Avallato dal Consiglio di Stato il provvedimento di revoca del permesso a costruire per il residence di via Biancamano.
Il destino dei villini all’ingresso di Sabaudia, una delle pagine più tormentate della storia urbanistica recente della città delle dune e tra quelle che più incisero nella caduta anticipata della giunta di Salvatore Schintu, torna così a farsi estremamente incerto.
Il permesso a costruire per quell’immobile venne rilasciato nel 2005.
Un anno dopo il residente venne sequestrato dai forestali del Nipaf e il sostituto procuratore Giuseppe Miliano ipotizzò essere stato realizzato ricorrendo a un abuso d’ufficio e a un falso, “frutto di collusione tra privato e potere pubblico”, tirato su dove dovevano esserci una strada e del verde pubblico.
Vennero così indagati e poi mandati a giudizio l’amministratore e il procuratore speciale della “San Lorenzo”, la proprietaria del lotto di terreno poi ceduto alla società costruttrice, un tecnico comunale, un dirigente comunale e l’architetto incaricato di rettificare le tavole del Prg.
In primo grado vennero condannati dal Tribunale di Latina, il 25 gennaio 2011, solo i responsabili della “San Lorenzo” e l’architetto.
I giudici disposero inoltre la demolizione del residence una volta che la sentenza fosse passata in giudicato.
L’anno dopo, però, la Corte d’Appello di Roma assolse tutti dai reati di abuso d’ufficio e falso e ritenne provato solo il reato di abuso edilizio esclusivamente a carico di Maria Domenica Ginanneschi, amministratrice della società costruttrice, prosciolta per intervenuta prescrizione.
I giudici di piazzale Clodio, inoltre, revocarono, essendo appunto il reato prescritto, l’ordine di demolizione.
Ginanneschi, cercando di evitare l’intervento della pubblica amministrazione sull’immobile e di ottenere un’assoluzione nel merito, fece ricorso in Cassazione.
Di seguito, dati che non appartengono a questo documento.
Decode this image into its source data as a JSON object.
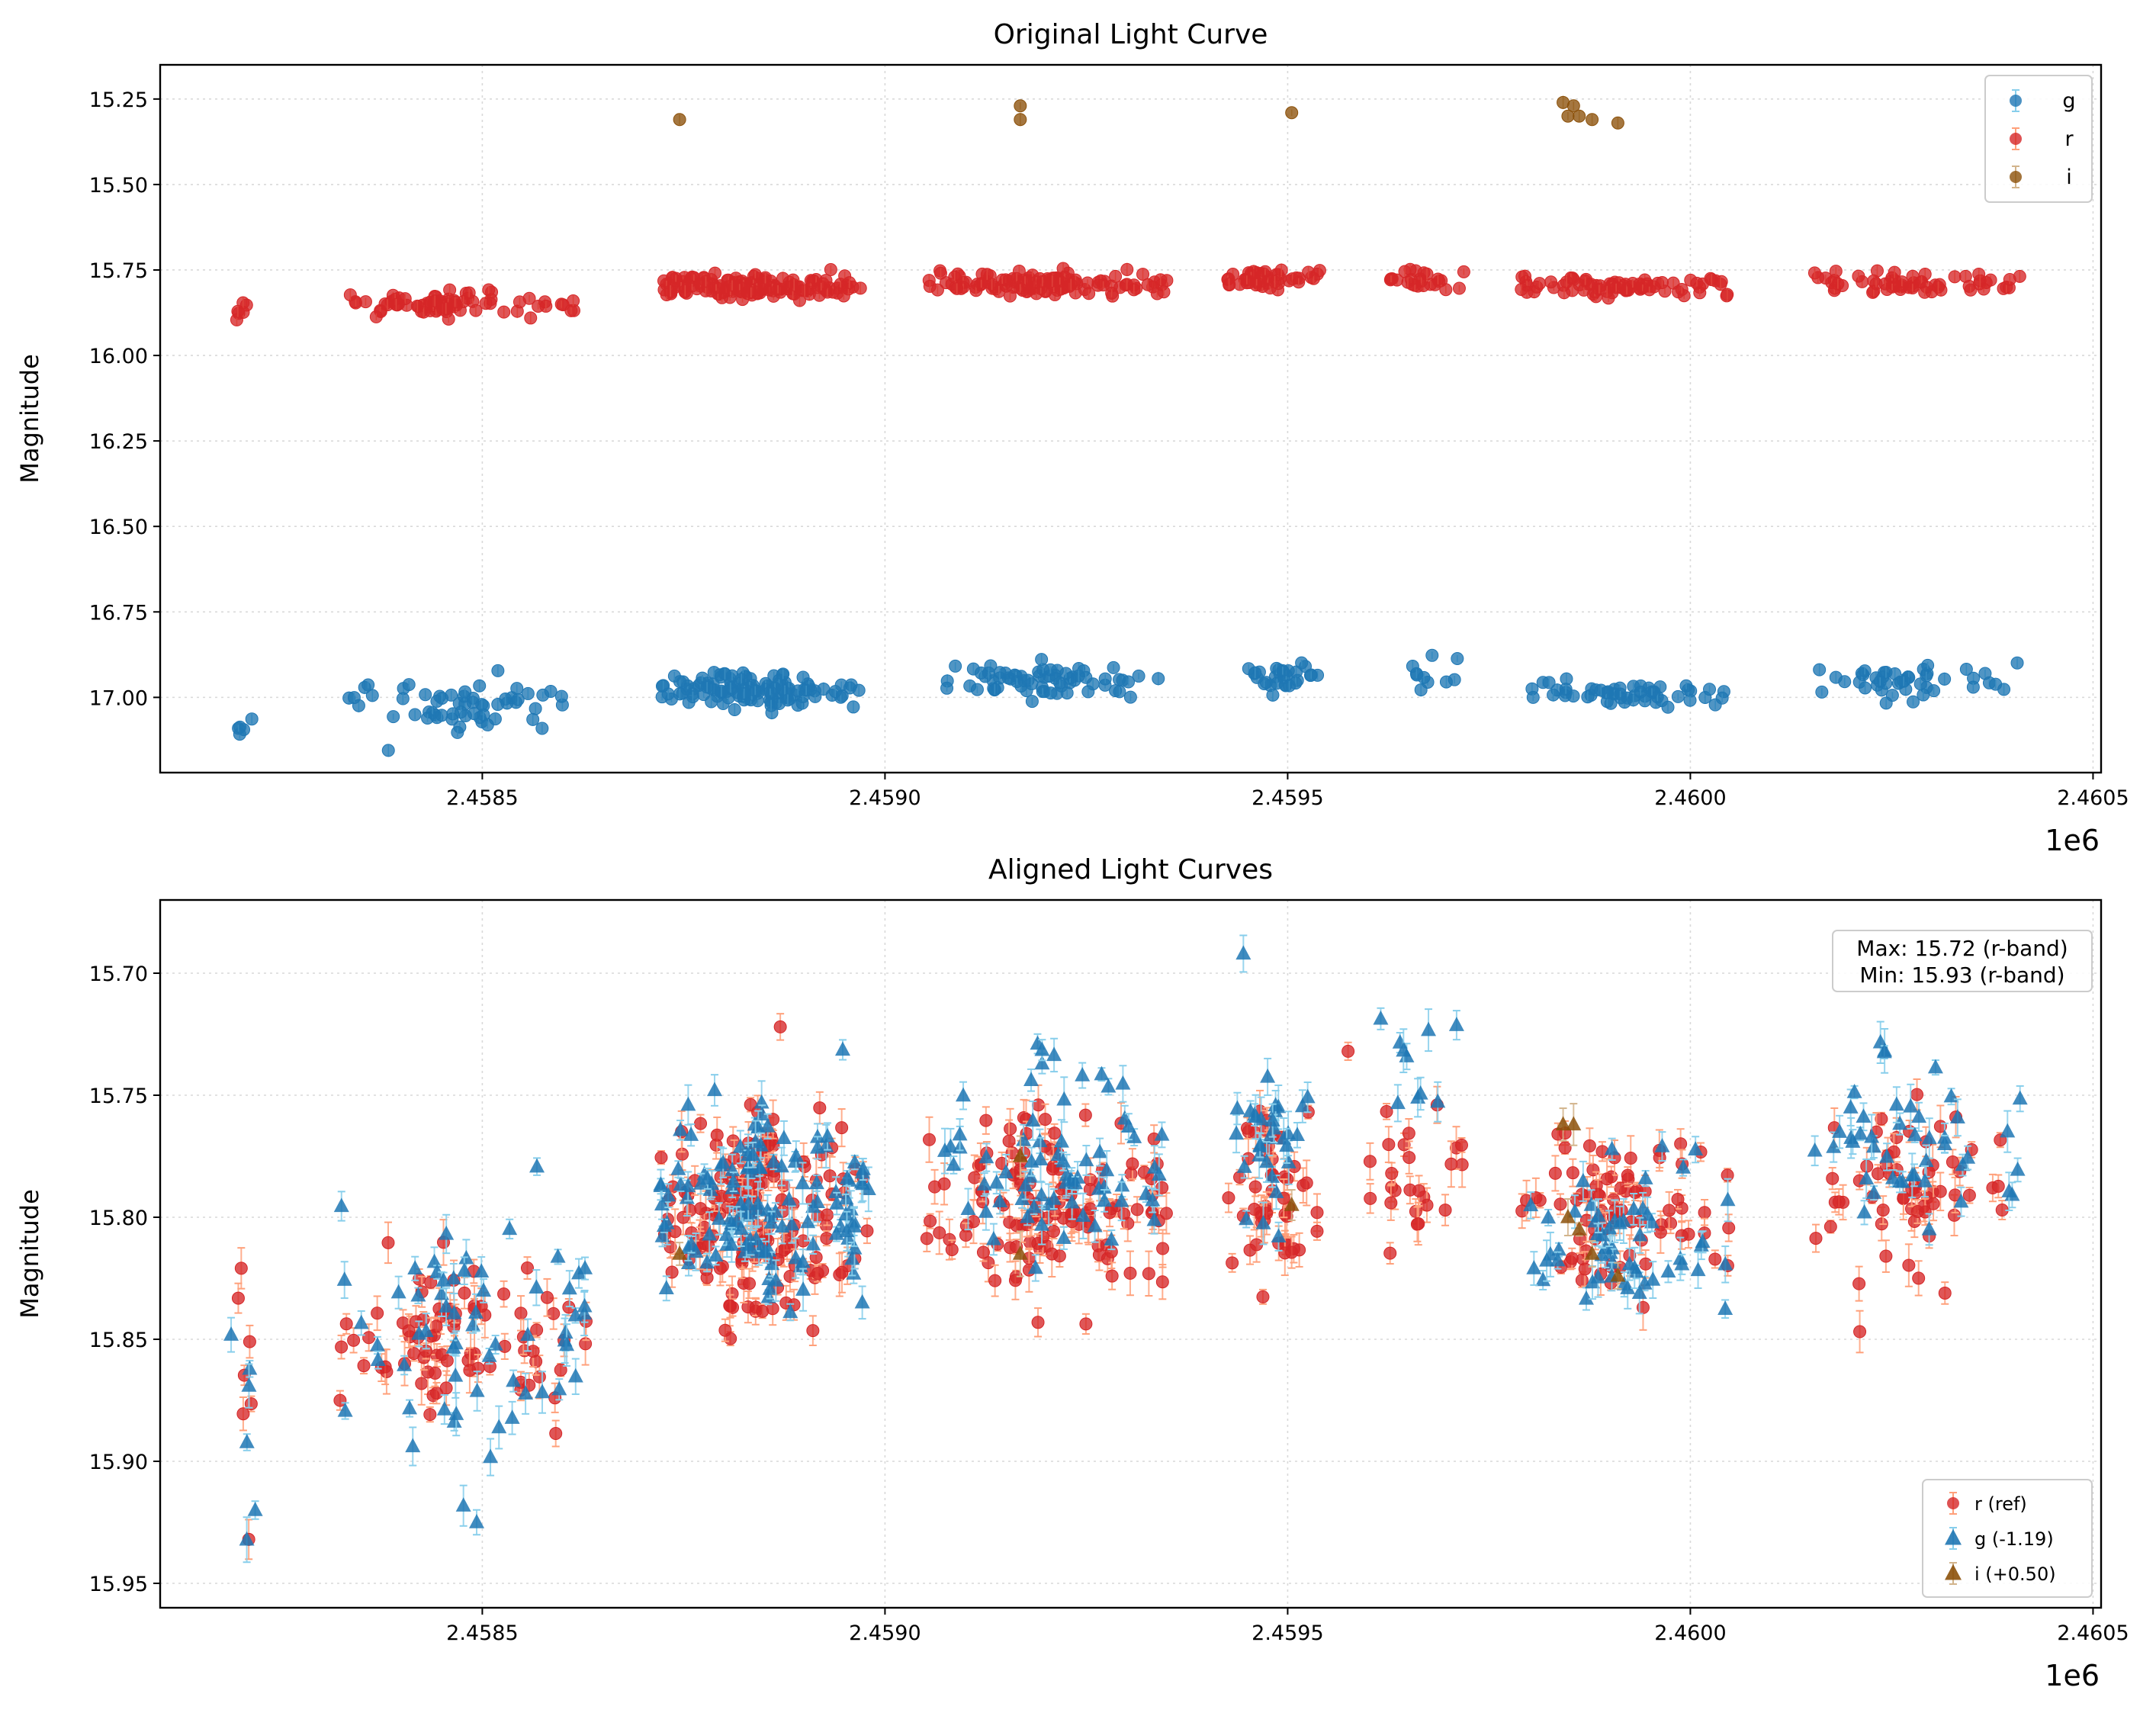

Ma invano.
Nel 2015 il ricorso dell’amministratrice della “San Lorenzo” venne infatti rigettato, confermando che quel permesso a costruire era da ritenersi illegittimo, perché in contrasto con le previsioni del Prg, “stante l’assenza di vocazione edificatoria della predetta particella, diversamente destinata a verde pubblico e viabilità”.
A quel punto, riesaminato il caso, il Comune di Sabaudia, il 15 febbraio 2016, durante l’ultima consiliatura del sindaco Maurizio Lucci, revocò in autotutela il permesso a costruire.
Un primo passo per acquisire al patrimonio pubblico l’immobile ed eventualmente abbatterlo.
La “San Lorenzo” e i proprietari dei dodici villini fecero causa al Comune, chiedendo un risarcimento milionario, e impugnarono il provvedimento al Tar di Latina, che nel 2017 annullò il provvedimento comunale, ritenendo che fosse “privo di motivazione circa l’interesse pubblico e attuale, anche in relazione al tempo trascorso e all’affidamento dei privati”, oltre che “in contrasto con i principi di correttezza e buona fede a cui deve essere improntata l’azione amministrativa”.
Il Comune ha impugnato la sentenza e l’appello è stato ora accolto da Consiglio di Stato.
Per Palazzo Spada, “l’amministrazione ha svolto un’ampia e approfondita istruttoria, avviando un dialogo procedimentale con gli interessati ed evidenziando le plurime ragioni di interesse pubblico a sostegno dell’intervento in autotutela, derivanti non solo dalla contrarietà del titolo edilizio con la disciplina urbanistica, ma anche con i vincoli paesaggistico-ambientali e del Parco Nazionale del Circeo”.
Secondo i giudici, “l’amministrazione comunale all’indomani della citata pronuncia della Corte di Cassazione ha correttamente esercitato il proprio potere di autotutela, prendendo spunto da quanto emerso in sede penale e dando luogo ad un procedimento rispettoso dei limiti di legge”.